In 1925-1926, Bogdanov founded Institute for Haemotology and Blood Transfusions, which was later named after him. After Lenin's death, he was commissioned to study Lenin's brain and, if possible, to resuscitate his body [citation needed]. In his letters to the Soviet leaders Joseph Stalin and Bukharin he dreamed of physically rejuvenating the Bolshevik party leadership [citation needed].

In 1928 Bogdanov lost his life as a result of one of the experiments, when the blood of a student suffering from malaria and tuberculosis was given to him in a transfusion. Some scholars (e.g. Loren Graham) have speculated that his death may have been a suicide, because Bogdanov wrote a highly nervous political letter shortly before his last experiment, while others attribute it to blood type incompatibility, which was poorly understood at the time .


Fiction
In 1908 Bogdanov published the novel Red Star (novel), a utopia set on Mars, in which he made some almost prophetic predictions about future scientific and social developments. His utopia also touched on feminist themes that would become more common later in the development of utopian science fiction, e.g. the two sexes becoming virtually identical in the future or women escaping "domestic slavery" (one reason for the physical changes) and being free to pursue relationships with the same freedom as men, without any extra stigma.

Other notable differences between the utopia of Red Star and present-day society include workers having total control over their working hours, as well as more subtle differences in social behavior such as conversations being patiently "set at the level of the person with whom they were speaking and with understanding for his personality although it might very much differ from their own." The novel also gave a detailed description of blood transfusion in the Martian society.

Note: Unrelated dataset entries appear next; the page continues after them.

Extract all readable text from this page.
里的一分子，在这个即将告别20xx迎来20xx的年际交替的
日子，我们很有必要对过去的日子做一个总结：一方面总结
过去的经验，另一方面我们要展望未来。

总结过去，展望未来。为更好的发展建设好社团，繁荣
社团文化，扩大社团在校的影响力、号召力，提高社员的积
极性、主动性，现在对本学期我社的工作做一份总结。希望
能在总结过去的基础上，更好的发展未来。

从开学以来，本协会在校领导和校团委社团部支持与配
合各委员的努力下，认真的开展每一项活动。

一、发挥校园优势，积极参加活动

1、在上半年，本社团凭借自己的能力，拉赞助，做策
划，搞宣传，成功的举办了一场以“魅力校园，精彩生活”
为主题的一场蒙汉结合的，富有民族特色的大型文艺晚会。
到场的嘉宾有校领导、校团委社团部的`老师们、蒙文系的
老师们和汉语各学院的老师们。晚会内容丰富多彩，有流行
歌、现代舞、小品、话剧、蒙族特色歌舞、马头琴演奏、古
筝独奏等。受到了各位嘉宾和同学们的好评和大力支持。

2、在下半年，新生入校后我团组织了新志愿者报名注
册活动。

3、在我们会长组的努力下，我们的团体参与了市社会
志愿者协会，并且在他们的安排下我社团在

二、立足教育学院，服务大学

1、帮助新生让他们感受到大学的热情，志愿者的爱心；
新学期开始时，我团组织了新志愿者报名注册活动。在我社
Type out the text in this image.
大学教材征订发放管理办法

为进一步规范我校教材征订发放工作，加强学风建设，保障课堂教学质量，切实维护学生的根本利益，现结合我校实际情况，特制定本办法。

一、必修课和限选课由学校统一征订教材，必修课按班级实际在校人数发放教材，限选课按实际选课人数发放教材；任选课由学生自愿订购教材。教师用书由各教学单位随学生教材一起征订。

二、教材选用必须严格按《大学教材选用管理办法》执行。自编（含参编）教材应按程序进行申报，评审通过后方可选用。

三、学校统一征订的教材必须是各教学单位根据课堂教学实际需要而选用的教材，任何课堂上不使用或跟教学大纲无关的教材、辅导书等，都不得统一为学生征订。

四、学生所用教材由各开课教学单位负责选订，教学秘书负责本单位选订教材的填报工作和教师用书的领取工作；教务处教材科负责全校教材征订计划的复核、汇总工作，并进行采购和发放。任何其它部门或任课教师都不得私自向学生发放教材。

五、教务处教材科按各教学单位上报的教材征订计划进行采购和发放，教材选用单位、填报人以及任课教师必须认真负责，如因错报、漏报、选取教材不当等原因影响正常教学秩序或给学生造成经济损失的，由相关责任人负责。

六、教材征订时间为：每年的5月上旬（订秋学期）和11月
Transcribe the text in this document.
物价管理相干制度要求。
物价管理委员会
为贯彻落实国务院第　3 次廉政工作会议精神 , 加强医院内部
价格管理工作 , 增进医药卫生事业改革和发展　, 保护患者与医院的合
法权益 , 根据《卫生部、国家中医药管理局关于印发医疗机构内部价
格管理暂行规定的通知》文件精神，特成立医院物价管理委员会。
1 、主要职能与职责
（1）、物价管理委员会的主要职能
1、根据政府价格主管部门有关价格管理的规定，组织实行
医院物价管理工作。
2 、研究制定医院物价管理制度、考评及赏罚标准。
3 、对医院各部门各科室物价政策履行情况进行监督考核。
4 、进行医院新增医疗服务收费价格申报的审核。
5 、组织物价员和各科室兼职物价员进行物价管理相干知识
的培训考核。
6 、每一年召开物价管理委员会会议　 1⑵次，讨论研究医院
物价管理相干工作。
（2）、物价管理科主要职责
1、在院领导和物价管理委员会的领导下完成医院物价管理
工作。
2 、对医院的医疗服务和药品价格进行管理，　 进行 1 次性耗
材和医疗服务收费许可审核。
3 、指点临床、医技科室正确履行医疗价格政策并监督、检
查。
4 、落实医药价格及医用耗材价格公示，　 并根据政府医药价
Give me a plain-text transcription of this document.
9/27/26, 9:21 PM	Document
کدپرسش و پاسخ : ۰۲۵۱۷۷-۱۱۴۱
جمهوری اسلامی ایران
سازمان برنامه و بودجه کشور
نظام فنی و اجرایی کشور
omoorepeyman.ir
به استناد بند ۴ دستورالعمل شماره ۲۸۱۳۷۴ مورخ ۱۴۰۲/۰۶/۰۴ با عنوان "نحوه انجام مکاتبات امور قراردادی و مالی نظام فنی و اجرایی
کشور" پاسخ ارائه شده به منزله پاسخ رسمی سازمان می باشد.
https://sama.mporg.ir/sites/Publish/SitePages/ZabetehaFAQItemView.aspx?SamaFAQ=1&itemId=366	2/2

Red Star was one of the inspirations for Red Mars, an award-winning science fiction novel by Kim Stanley Robinson. Bogdanov is the surname of the character Arkady (perhaps the first name is a nod to the Russian science fiction writer Arkady Strugatsky, although this is not confirmed) who is also a fictional descendant of Alexander Bogdanov.


Tectology

Bogdanov's original proposition - Tectology - consisted of unifying all social, biological and physical sciences, by considering them as systems of relationships, and by seeking the organizational principles that underly all systems. His work "Tektology: Universal Organization Science", finished by the early 1920s, anticipated many of the ideas that were popularized later by Norbert Wiener in Cybernetics and Ludwig von Bertalanffy in the General Systems Theory. There are suggestions that both Wiener and von Bertalanffy might have read the German translation of Tektology which was published in 1928. In Russia, Lenin (and later Stalin) considered Bogdanov's natural philosophy an ideological threat to the dialectic materialism and put tectology to sleep. The rediscovery of Bogdanov's tectology occurred only in 1970s.




Works
Poznanie s Istoricheskoi Tochki Zreniya (Knowledge from a Historical Viewpoint), St. Petersburg, 1901.
Empiriomonizm: Stat'i po Filosofii (Empiriomonism: Articles on Philosophy) in 3 volumes, Moscow, 1904-1906
Filosofiya Zhivogo Opyta: Populiarnye Ocherki (Philosophy of Living Experience: Popular Essays), St. Petersburg, 1912
Tektologiya: Vseobschaya Organizatsionnaya Nauka in 3 volumes, Berlin and Petrograd-Moscow, 1922.
English translation as Essays in Tektology: The General Science of Organization, trans. George Gorelik, Seaside, CA, Intersystems Publications, 1980.